Découvertes culinaires d’Indonésie

Lors de l’été 2013, une destination a su marquer mon cœur, ma tête et mes papilles gustatives : l’Indonésie ! Durant ces quatre semaines à parcourir les îles de Bali, de Bornéo, de Lombok et de Java, les occasions de célébrer la nourriture locale ont été nombreuses, tout particulièrement dans les warungs (petites cantines familiales) après le coucher du Soleil, moment où les quelques 200 millions de résidents musulmans pratiquant le ramadan pouvaient mettre fin à leur jeûne quotidien. Voici donc cinq aliments que m’a révélés cet immense archipel coloré… à la vôtre !

  • Le salak

Une fois que l’on sait que « salak » signifie « serpent » en javanais, il devient plus facile de repérer l’écorce écaillée et brunâtre de ce fruit parmi les étals des marchés à aire ouverte.

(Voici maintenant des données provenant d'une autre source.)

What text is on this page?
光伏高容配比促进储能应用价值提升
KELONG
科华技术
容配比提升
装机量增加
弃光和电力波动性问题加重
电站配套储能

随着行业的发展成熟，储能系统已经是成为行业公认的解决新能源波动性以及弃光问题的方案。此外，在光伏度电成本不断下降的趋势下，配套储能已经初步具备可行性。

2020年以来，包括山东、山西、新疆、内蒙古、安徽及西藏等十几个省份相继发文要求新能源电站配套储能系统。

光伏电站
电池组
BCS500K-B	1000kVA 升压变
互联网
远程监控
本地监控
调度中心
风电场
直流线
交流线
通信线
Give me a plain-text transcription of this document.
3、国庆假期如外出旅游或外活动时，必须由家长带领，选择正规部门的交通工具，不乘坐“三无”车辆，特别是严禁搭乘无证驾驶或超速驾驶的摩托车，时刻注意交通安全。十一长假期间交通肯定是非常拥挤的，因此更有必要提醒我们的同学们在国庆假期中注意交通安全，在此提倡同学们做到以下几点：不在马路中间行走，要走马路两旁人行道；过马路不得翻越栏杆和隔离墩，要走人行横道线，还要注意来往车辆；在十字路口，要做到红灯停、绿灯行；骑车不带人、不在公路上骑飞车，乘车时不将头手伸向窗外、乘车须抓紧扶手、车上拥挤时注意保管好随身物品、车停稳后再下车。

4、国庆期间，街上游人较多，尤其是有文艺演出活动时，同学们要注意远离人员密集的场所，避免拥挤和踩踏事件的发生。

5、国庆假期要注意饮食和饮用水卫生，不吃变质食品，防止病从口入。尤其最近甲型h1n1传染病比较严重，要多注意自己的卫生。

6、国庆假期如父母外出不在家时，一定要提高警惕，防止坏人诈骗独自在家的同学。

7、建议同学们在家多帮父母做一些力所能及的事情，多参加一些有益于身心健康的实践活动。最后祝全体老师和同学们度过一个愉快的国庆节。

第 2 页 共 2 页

Provenant de petits palmiers cultivés principalement en Thaïlande, en Malaisie et en Indonésie, le salak mûr a la taille d’un marron et sa chair blanche et croquante possède un goût légèrement sucré et acidulé qui rappelle celui de l’ananas. Un noyau dur et brun foncé se trouve en son centre. Bref, rafraîchissant et facile à conserver, il fût un incontournable dans mon sac à dos durant ce périple !   

  • Le Kopi Luwak

Réputé comme étant le café le plus cher du monde, cet aliment se mériterait quant à moi aussi le titre du produit le plus inusité de cette aventure ! Son prix dérisoire dépassant 1$ par gramme s’explique par son processus de fabrication pour le moins estomaquant. En effet, les cerises du caféier sont récoltées puis données à manger au fameux luwak, un petit animal apparenté au chat qui se nomme la civette. Lors de la digestion, la pulpe entourant les grains est retirée, ce qui permet à ceux-ci de fermenter dans l’intestin durant environ 24 heures puis d’être excrétés pratiquement intacts par la suite pour être lavés, séchés puis rôtis. La fermentation dans un organisme vivant serait apparemment la clé de la saveur unique et sans amertume du café résultant. Y ayant goûté dans une petite production locale, je me souviens avoir remarqué une grande quantité de marc dans ma tasse, mais de là à avoir identifié un goût particulier… je dois m’avouer vaincue.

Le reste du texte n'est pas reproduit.